Con algo de miedo, no por algún particular prejuicio sino por no poder creer que alguien ofrezca semejante auxilio, miedo a una situación que quizás no estoy acostumbrado a vivir; pero jugados por el tiempo y por no saber qué hacer realmente, bajamos en la estación que nos indicó, y apareció Stuart, el papá del pibe Benjamin, con una camioneta enorme e híper moderna, para, efectivamente, llevarnos hacia el aeropuerto. Hablamos de Trump, de Nueva York, de Argentina, del clima. “Estamos contentos de poder ayudarlos”, dijo el muchacho en un momento.
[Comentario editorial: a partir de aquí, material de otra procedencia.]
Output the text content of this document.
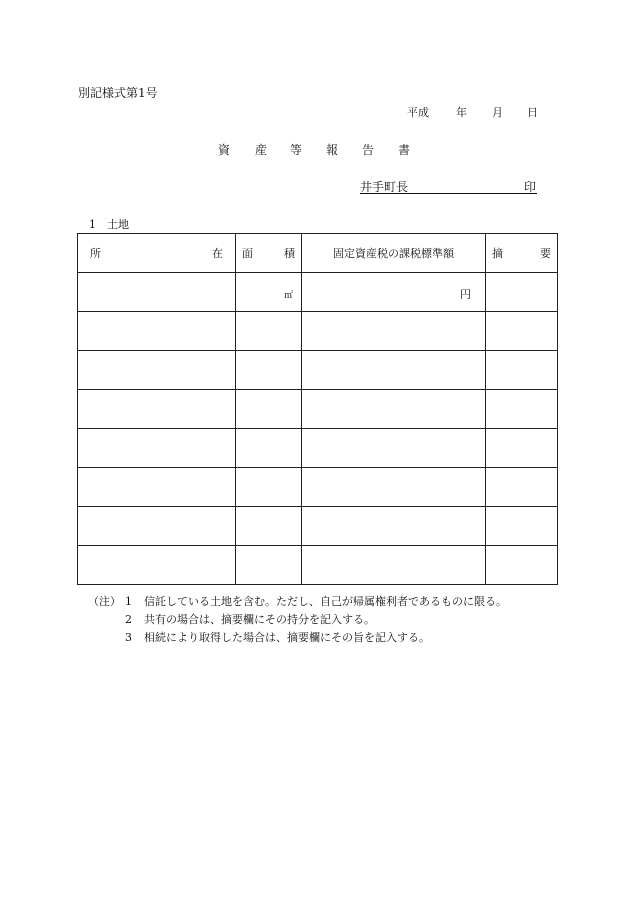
別記様式第1号
平成 年 月 日
資 産 等 報 告 書
井手町長	印
1　土地
所 在	面 積	固定資産税の課税標準額	摘 要

	㎡	円	

（注） 1 信託している土地を含む。ただし、自己が帰属権利者であるものに限る。
2 共有の場合は、摘要欄にその持分を記入する。
3 相続により取得した場合は、摘要欄にその旨を記入する。
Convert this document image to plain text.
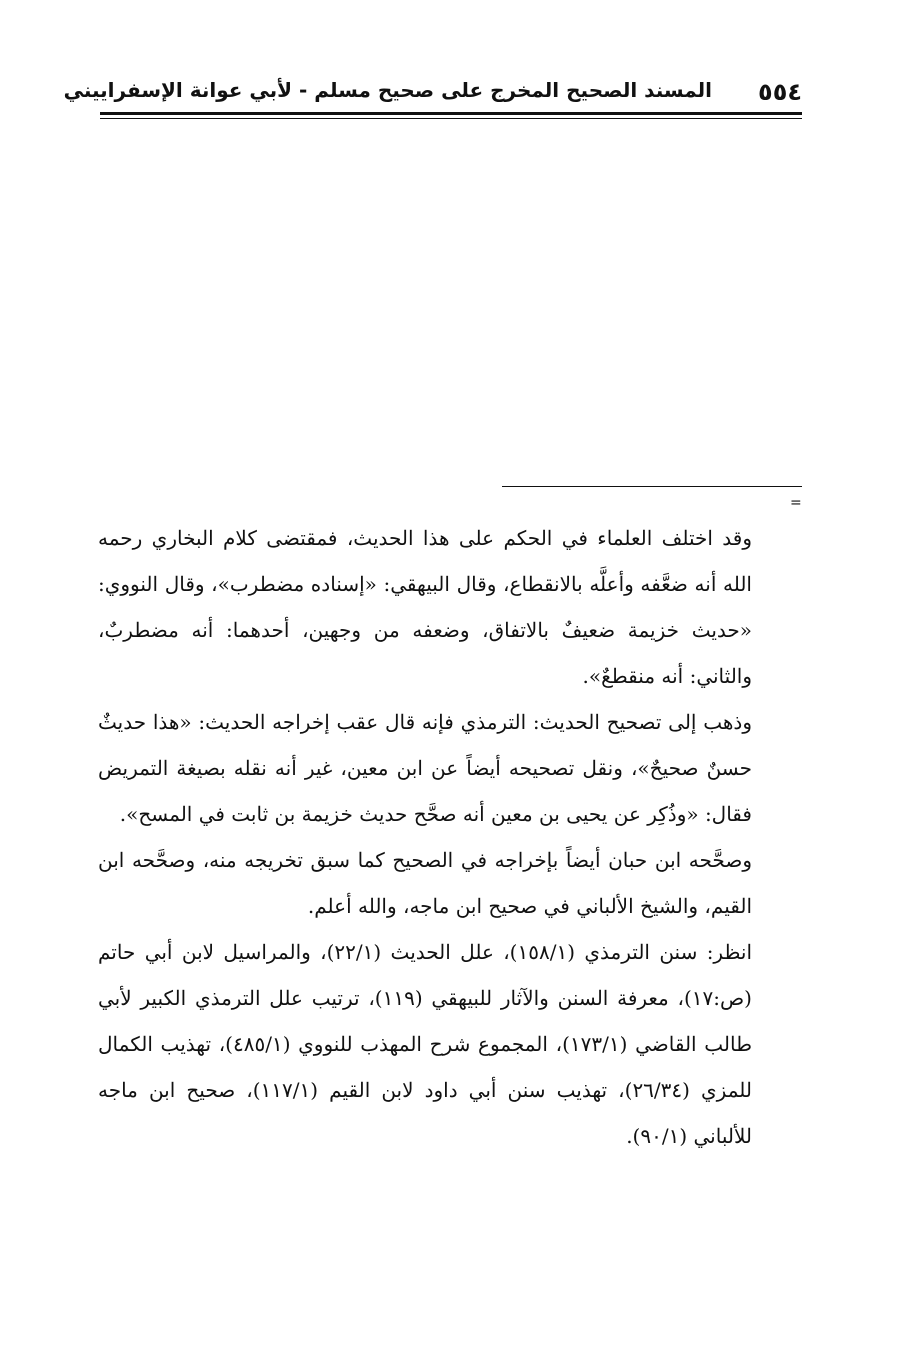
٥٥٤
المسند الصحيح المخرج على صحيح مسلم - لأبي عوانة الإسفراييني
=

وقد اختلف العلماء في الحكم على هذا الحديث، فمقتضى كلام البخاري رحمه الله أنه ضعَّفه وأعلَّه بالانقطاع، وقال البيهقي: «إسناده مضطرب»، وقال النووي: «حديث خزيمة ضعيفٌ بالاتفاق، وضعفه من وجهين، أحدهما: أنه مضطربٌ، والثاني: أنه منقطعٌ».

وذهب إلى تصحيح الحديث: الترمذي فإنه قال عقب إخراجه الحديث: «هذا حديثٌ حسنٌ صحيحٌ»، ونقل تصحيحه أيضاً عن ابن معين، غير أنه نقله بصيغة التمريض فقال: «وذُكِر عن يحيى بن معين أنه صحَّح حديث خزيمة بن ثابت في المسح».

وصحَّحه ابن حبان أيضاً بإخراجه في الصحيح كما سبق تخريجه منه، وصحَّحه ابن القيم، والشيخ الألباني في صحيح ابن ماجه، والله أعلم.

انظر: سنن الترمذي (١٥٨/١)، علل الحديث (٢٢/١)، والمراسيل لابن أبي حاتم (ص:١٧)، معرفة السنن والآثار للبيهقي (١١٩)، ترتيب علل الترمذي الكبير لأبي طالب القاضي (١٧٣/١)، المجموع شرح المهذب للنووي (٤٨٥/١)، تهذيب الكمال للمزي (٢٦/٣٤)، تهذيب سنن أبي داود لابن القيم (١١٧/١)، صحيح ابن ماجه للألباني (٩٠/١).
Nos dejaron en la puerta del JFK, una hora y media antes que salga el vuelo. Llegamos a tiempo. Los abrazamos, no sabíamos cómo agradecerles. Por algo de ignorancia de parte nuestra respecto a la religión de Stuart y Benjamin, y por temor a ofenderlos, no nos animamos a ofrecerles algo de dinero por las molestias, aunque ni siquiera aceptaron unos chocolates que le llevaba a mi abuela, porque eran “para la familia”.
El viaje, para nosotros, terminó con una alegría inmensa, y una profunda reflexión. Alegría no solo por no haber perdido el avión, sino por haber conocido a dos personas enormemente generosas, desinteresadas, solidarias. Por haber recibido un gesto que quizás ninguno de los cuatro hubiera llevado a cabo de haber estado del otro lado. ¿Subiría a mi auto a cuatro desconocidos? ¿Dejaría lo que estoy haciendo para ayudar a cuatro desconocidos? Sí, no; no lo sé, pero debería. Deberíamos. ¿Ayudamos a un extraño a empujar el auto? ¿Y a un pibe que pide un mango en la calle para comer algo?
Después nos enteramos, por un mail que nos envió Benjamin, que más allá de los inconvenientes con el subte, el AirTrain tampoco funcionó debido a una protesta contra Trump en respuesta a su decreto anti-inmigrantes. ¡Qué ironía! mientras el presidente reniega de los extranjeros, los ciudadanos nos dieron una mano.